Standing in front of the paintings that hang in Rohrbach Library, the viewer might notice a muddy wash of colors over a collection of similarly sized canvases. Staskowski mainly incorporates the colors blue and orange in order to more easily manipulate the work and further focus on the form and composition. To relay the invisibility of this particular disease, he uses historical art symbols from religious works that date back to the Renaissance era. 

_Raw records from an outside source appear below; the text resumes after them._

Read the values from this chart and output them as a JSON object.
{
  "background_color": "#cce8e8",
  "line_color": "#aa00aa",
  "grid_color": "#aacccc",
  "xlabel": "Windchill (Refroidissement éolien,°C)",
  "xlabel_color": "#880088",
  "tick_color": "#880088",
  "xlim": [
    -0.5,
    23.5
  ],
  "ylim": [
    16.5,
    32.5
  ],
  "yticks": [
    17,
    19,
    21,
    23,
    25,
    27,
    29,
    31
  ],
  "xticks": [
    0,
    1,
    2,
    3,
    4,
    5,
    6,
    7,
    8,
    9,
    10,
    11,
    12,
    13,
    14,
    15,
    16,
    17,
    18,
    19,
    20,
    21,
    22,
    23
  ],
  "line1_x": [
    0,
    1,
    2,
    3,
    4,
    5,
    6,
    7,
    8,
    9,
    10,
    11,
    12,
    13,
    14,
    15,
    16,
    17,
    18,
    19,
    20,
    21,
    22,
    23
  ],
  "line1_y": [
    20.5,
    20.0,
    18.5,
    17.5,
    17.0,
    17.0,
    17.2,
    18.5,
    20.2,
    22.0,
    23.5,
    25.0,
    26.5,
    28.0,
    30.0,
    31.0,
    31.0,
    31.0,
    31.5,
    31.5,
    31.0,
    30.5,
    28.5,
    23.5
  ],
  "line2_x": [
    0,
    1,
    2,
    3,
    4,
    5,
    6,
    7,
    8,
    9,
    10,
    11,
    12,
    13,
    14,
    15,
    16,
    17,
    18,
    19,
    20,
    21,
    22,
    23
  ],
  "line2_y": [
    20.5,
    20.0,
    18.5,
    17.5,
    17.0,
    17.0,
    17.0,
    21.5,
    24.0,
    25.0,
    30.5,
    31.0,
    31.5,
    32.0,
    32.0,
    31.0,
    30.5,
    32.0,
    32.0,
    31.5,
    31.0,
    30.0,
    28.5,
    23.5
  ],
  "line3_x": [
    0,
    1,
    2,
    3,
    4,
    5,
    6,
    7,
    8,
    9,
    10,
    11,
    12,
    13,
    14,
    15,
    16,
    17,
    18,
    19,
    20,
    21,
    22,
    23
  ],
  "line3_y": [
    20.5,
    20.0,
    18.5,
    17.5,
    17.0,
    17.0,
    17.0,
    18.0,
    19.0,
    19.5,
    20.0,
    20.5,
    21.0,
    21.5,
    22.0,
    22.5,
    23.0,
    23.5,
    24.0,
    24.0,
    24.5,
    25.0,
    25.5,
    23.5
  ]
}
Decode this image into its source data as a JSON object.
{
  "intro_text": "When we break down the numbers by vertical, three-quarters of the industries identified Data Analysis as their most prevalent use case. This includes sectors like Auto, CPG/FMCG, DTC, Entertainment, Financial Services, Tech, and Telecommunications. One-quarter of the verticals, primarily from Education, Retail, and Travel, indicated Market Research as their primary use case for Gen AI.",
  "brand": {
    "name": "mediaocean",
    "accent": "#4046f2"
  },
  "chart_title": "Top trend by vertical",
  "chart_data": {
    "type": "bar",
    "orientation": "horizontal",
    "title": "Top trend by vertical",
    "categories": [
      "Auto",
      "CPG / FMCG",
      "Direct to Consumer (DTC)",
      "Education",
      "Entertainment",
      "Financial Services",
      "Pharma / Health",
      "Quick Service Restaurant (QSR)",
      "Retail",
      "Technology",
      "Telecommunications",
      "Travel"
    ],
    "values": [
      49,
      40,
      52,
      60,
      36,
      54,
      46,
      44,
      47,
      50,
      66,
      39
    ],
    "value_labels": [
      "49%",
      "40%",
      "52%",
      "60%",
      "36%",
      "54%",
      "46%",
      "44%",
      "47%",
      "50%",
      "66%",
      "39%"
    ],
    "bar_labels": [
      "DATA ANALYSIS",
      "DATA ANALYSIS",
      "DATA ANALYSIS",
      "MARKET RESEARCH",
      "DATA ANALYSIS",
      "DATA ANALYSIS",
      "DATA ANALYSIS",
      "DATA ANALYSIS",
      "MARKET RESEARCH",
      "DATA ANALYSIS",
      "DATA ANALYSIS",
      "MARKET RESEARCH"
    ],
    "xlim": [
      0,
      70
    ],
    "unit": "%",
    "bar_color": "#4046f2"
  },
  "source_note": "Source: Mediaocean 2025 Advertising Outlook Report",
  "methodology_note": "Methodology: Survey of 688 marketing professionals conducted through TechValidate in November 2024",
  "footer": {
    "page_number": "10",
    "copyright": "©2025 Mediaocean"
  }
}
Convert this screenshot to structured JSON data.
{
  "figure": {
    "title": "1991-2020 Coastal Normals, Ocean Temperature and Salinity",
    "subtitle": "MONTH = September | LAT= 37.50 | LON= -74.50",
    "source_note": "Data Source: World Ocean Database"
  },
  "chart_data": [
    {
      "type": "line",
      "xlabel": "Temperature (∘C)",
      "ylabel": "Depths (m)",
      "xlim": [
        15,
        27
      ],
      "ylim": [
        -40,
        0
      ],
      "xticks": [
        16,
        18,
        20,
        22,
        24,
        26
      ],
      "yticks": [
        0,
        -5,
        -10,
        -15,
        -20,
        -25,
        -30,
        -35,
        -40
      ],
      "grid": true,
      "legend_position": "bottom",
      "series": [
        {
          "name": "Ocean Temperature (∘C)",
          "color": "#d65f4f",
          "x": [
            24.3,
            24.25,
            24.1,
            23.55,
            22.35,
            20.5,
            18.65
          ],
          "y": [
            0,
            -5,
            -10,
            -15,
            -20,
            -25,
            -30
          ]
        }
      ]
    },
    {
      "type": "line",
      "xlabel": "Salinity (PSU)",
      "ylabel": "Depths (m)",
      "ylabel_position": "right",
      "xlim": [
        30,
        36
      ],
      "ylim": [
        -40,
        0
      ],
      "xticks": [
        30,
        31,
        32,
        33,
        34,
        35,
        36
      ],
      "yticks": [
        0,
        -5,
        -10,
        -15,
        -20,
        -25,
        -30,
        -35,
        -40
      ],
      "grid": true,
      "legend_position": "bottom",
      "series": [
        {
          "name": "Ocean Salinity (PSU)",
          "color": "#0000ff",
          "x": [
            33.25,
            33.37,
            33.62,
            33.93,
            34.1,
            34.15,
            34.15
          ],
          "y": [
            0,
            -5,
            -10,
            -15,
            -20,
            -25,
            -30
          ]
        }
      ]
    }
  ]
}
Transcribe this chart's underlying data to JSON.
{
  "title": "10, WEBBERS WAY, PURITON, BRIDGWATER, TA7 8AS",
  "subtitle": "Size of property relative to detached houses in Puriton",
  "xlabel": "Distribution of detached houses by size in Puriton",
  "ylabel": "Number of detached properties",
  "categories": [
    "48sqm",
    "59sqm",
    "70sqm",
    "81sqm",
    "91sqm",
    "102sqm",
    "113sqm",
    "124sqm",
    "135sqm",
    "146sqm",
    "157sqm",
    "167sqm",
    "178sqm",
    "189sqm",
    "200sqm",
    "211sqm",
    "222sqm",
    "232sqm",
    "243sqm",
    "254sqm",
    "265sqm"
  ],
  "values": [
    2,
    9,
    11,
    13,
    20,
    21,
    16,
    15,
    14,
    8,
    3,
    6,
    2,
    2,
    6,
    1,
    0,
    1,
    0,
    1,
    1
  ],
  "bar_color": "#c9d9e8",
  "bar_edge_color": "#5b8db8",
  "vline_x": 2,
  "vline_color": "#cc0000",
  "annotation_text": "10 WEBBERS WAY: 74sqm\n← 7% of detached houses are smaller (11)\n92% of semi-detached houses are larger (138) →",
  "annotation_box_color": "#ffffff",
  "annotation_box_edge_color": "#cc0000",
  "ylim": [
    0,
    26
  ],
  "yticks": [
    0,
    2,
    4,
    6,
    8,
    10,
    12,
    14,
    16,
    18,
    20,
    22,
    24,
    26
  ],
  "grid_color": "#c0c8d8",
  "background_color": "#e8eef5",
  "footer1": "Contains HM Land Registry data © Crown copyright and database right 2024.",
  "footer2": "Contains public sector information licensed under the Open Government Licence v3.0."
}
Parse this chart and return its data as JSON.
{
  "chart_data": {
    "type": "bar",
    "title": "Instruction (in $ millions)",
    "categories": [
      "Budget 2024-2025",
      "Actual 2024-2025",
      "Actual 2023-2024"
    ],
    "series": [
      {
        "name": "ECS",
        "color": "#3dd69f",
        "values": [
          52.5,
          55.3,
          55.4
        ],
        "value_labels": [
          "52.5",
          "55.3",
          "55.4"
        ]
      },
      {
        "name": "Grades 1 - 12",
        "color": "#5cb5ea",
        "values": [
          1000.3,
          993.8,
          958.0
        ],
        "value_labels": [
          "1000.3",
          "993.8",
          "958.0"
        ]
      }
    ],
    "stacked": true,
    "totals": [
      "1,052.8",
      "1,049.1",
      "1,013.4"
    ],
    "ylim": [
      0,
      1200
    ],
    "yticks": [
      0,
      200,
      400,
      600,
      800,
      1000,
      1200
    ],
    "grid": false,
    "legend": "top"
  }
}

Staskowski stated, “While I was making a lot of this work, I was taking Art History B which focuses on work all throughout the Renaissance all over Europe, and then after that semester, I took Italian Renaissance with Dr. Kulpa.” 

Throughout art history, figures depicted wearing a halo were signified as being touched by God. For Staskowski, he uses the halo for a different reason.

“I always admired how the artists applied these halos and what the halo signified. I use the halo as a symbol of someone being touched by Type I diabetes,” he explained. 

Staskowski’s upcoming work will incorporate similar ideas concerning Type I; however, he looks to work bigger, with a more limited color palette, and on a larger scale. 

Overall, Staskowski looks to employ his work to raise awareness. “What I really want my viewers to know is that if they’re a Type I, they’re not alone and that there’s a community here waiting for you,” and for people who are not Type I’s, “I just want them to know it’s a thing and it’s an actual problem in this country.”